Yesterday, I stayed late at work for a monthly committee meeting. I mostly attended the meeting to show face, but I think attending this particular meeting changed my state of mind for the better.
I’ve been in a huge FUNK for most of this year actually and I wasn’t having a particularly great day emotionally (yesterday) either. Imagine my surprise when the topic of discussion at yesterday’s committee meeting was burn-out, depression and suicide rates among healthcare professionals. Not just young ones, but even ones in the range of their 60s and 70s.
It amazed me to learn that maybe…just MAYBE I’m not entirely alone in sometimes feeling “blue” or “defeated”. It can feel that way when you’re dealing with depression. It feels like the world is moving all around you and you’re just stuck in neutral. Working in healthcare alone can be pretty emotionally draining some days, never mind things going on in your actual personal life.
But it’s OK.
In the meeting, we discussed ways to recognize these signs of burn-out and depression among our peers and shared resources on places to seek help. We also discussed taking care of YOURSELF. So often do we get so caught up in our work priorities, that we forget to slow down and take care of ourselves. They mentioned even little things like being so caught up in work that you
forget neglect to make doctor’s appointments for yourself (guilty). This has been on my “to-do” list since at least the summertime.
They even touched on mental health and how it’s such a huge phobia to deal with mental/behavior health issues as a healthcare professional because healthcare professionals are typically seen as being immune to having health issues in general.

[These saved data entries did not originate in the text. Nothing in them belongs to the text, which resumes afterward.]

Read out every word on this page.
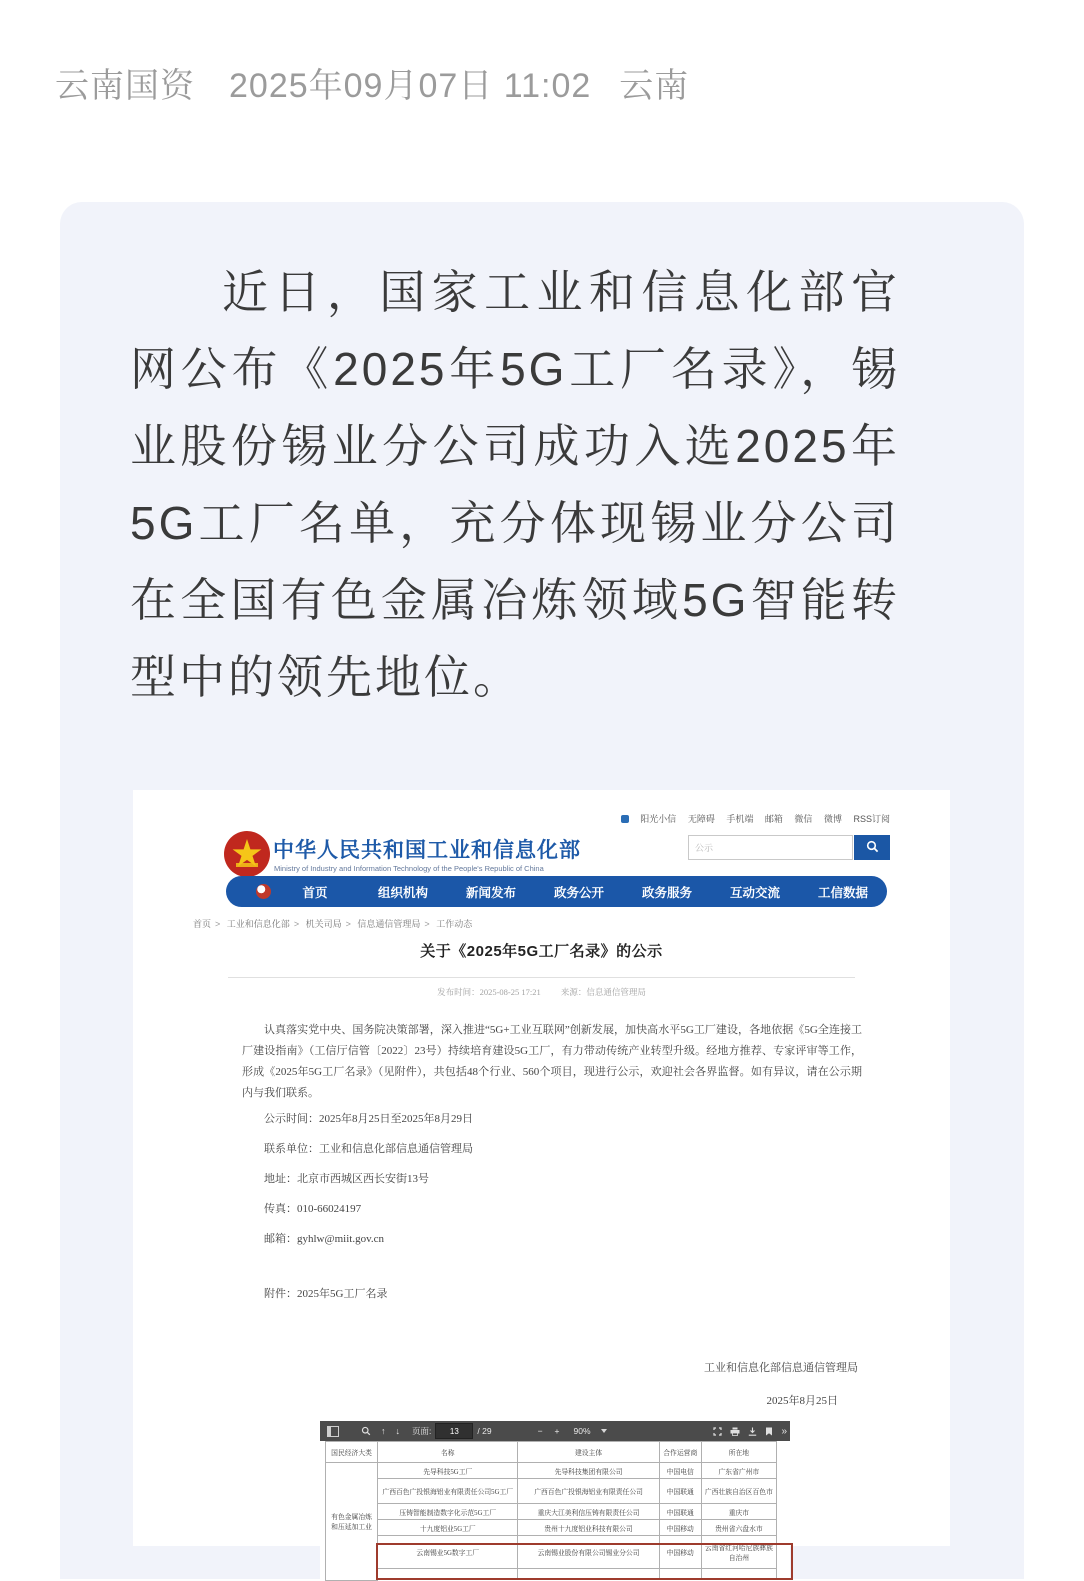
云南国资 2025年09月07日 11:02 云南

近日，国家工业和信息化部官网公布《2025年5G工厂名录》，锡业股份锡业分公司成功入选2025年5G工厂名单，充分体现锡业分公司在全国有色金属冶炼领域5G智能转型中的领先地位。

中华人民共和国工业和信息化部
Ministry of Industry and Information Technology of the People's Republic of China
阳光小信 无障碍 手机端 邮箱 微信 微博 RSS订阅
公示
首页	组织机构	新闻发布	政务公开	政务服务	互动交流	工信数据
首页 > 工业和信息化部 > 机关司局 > 信息通信管理局 > 工作动态
关于《2025年5G工厂名录》的公示
发布时间：2025-08-25 17:21 来源：信息通信管理局

认真落实党中央、国务院决策部署，深入推进“5G+工业互联网”创新发展，加快高水平5G工厂建设，各地依据《5G全连接工厂建设指南》（工信厅信管〔2022〕23号）持续培育建设5G工厂，有力带动传统产业转型升级。经地方推荐、专家评审等工作，形成《2025年5G工厂名录》（见附件），共包括48个行业、560个项目，现进行公示，欢迎社会各界监督。如有异议，请在公示期内与我们联系。

公示时间：2025年8月25日至2025年8月29日

联系单位：工业和信息化部信息通信管理局

地址：北京市西城区西长安街13号

传真：010-66024197

邮箱：gyhlw@miit.gov.cn

附件：2025年5G工厂名录

工业和信息化部信息通信管理局

2025年8月25日

↑ ↓ 页面:
13	/ 29	− + 90%	»
国民经济大类	名称	建设主体	合作运营商	所在地
有色金属冶炼和压延加工业	先导科技5G工厂	先导科技集团有限公司	中国电信	广东省广州市
	广西百色广投银海铝业有限责任公司5G工厂	广西百色广投银海铝业有限责任公司	中国联通	广西壮族自治区百色市
	压铸智能制造数字化示范5G工厂	重庆大江美利信压铸有限责任公司	中国联通	重庆市
	十九度铝业5G工厂	贵州十九度铝业科技有限公司	中国移动	贵州省六盘水市
	云南锡业5G数字工厂	云南锡业股份有限公司锡业分公司	中国移动	云南省红河哈尼族彝族自治州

Not only is there a phobia within the field, but even within certain cultures/races, it’s just shoved under the rug as not being a legit “issue”.
Anyway. I felt rejuvenated after the committee meeting because it was like the universe knew I needed to hear these things. For the first time in about two weeks, I really feel like I’ll get over whatever this is and that it is ok sometimes to admit that, “hey, I’m not doing ok”.